A lawyer who specializes in defending the distribution of sex images, including by Larry Flynt’s Hustler magazine, has moved to overturn Ohio’s obscenity law on the basis of the recent Supreme Court decision legalizing homosexual sodomy.

 “Practically all choices made by consenting adults regarding their own sexual practices [are] a matter of personal liberty and thus beyond the reach of state control,” H. Louis Sirkin told Common Pleas Judge Richard A. Niehaus in Cincinnati in presenting his view of the Supreme Court’s 6-3 June decision in Lawrence v. Texas.

 Judge Niehaus reserved decision on Mr. Sirkin’s 15-page motion and allowed the trial of Shawn Jenkins of Cincinnati to enter a second day yesterday. Mr. Jenkins was arrested in October 2001, but an earlier trial had been postponed after he arrived at court drunk two days in a row.

 Mr. Jenkins faces up to a year in prison on one count of pandering obscenity at his Tip Top Magazines store, where an undercover sheriff’s deputy, Sgt. Matt Guy, bought the videotape titled “Maximum Hardcore Extreme, Vol. 7.”

 Citing what the law calls a “due process right to privacy,” Mr. Sirkin noted high court references to bedrooms and sanctity of the home in the sodomy decision and other rulings— including on abortion, contraception and parental rights.

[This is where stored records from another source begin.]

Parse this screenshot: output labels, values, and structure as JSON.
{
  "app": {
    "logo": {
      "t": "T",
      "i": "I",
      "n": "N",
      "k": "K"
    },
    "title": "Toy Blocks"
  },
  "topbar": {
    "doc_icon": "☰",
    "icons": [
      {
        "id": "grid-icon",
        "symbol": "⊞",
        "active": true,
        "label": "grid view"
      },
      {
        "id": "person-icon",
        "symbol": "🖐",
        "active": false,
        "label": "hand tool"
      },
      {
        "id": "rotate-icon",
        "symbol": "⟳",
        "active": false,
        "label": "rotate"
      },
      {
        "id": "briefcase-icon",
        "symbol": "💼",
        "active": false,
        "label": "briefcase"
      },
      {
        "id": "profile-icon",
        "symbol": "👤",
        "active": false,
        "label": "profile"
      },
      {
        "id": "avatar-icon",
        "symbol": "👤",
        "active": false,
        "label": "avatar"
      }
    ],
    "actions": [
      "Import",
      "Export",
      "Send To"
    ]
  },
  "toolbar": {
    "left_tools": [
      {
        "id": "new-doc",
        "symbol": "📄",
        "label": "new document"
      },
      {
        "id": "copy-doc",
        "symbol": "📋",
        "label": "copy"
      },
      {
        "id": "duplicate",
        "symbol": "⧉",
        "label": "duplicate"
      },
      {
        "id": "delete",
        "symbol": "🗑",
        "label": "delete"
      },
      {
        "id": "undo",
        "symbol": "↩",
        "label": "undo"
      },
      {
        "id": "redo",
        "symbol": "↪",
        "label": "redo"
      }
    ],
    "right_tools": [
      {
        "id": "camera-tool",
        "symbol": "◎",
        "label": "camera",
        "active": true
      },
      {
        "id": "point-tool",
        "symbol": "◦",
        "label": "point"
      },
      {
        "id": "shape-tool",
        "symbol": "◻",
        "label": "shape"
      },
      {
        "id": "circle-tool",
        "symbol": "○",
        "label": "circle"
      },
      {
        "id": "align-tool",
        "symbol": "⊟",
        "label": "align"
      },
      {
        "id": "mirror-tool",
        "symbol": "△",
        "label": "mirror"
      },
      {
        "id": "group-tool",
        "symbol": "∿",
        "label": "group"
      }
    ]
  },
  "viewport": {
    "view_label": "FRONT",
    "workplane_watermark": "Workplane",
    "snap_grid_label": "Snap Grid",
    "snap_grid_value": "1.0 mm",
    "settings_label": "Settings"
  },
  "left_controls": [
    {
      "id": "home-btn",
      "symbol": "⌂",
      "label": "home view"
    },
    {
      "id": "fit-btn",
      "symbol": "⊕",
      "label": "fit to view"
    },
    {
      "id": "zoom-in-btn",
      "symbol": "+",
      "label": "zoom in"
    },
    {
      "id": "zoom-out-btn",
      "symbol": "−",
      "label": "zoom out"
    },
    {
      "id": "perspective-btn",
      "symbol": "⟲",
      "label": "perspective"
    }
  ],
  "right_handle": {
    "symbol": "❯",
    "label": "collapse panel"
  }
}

 This, he asserted, must include that the right to own obscene material at home includes a right for others to sell such materials. The suit is among the first to reach beyond homosexual issues in using the high court’s June 26 decision barring states from criminalizing “sexual practices common to a homosexual lifestyle.”

 “[Those rights] have moved out of the marital bedroom and into the public sphere of commercial interactions and private interactions between consenting adults,” Mr. Sirkin said, citing Justice Antonin Scalia’s analysis that the sodomy decision calls into question state laws against obscenity as well as bigamy, homosexual “marriage,” adult incest, prostitution, masturbation, adultery, fornication and bestiality.

 Hamilton County prosecutor Mike Allen told The Washington Times in a telephone interview yesterday that he expects the motion to fail, but that he takes it seriously because it had been filed by Mr. Sirkin, whose most recent high-visibility case was his persuading the high court last year to strike down the Child Pornography Prevention Act of 1996.

 “It’s our position that [the ruling] doesn’t apply to the seller in obscenity prosecutions,” Mr. Allen said. Mr. Jenkins, he said, runs a store that sells videos and is not a purchaser viewing them at home.

 “I can’t remember the last time in this county a person was prosecuted for owning an obscene videotape. It’s the person who’s selling or distributing, or pandering, if you will.” This suggests that Mr. Sirkin is distorting the sodomy ruling.

 “It’s not surprising that Lou would be the first to invoke it because this is his area of expertise. We respect Mr. Sirkin’s legal acumen, but the Texas sodomy decision just is not applicable.”

 The prosecutor said the Tip Top arrest was the fruit of an investigation by the office of Sheriff Simon Leis Jr., a former prosecutor who throughout his career has pursued Larry Flynt, often encountering Mr. Sirkin as the pornographer’s defense lawyer all along the way.

 Mr. Sirkin argued in court that the videotape, which does not feature homosexual activity, is not obscene. As is usual in obscenity cases, a jury will decide whether the material violates community standards of decency.

 On Monday, assistant prosecutor Brad Greenberg told the jury that the $15 videotape qualifies. “Everybody has a normal, healthy interest in sex, but ... this crosses the line.”

 By raising the federal constitutional issue at trial, Mr. Sirkin preserved the right to appeal through the Ohio courts and all the way to the U.S. Supreme Court should Judge Niehaus turn him down, as Mr. Allen predicts he will.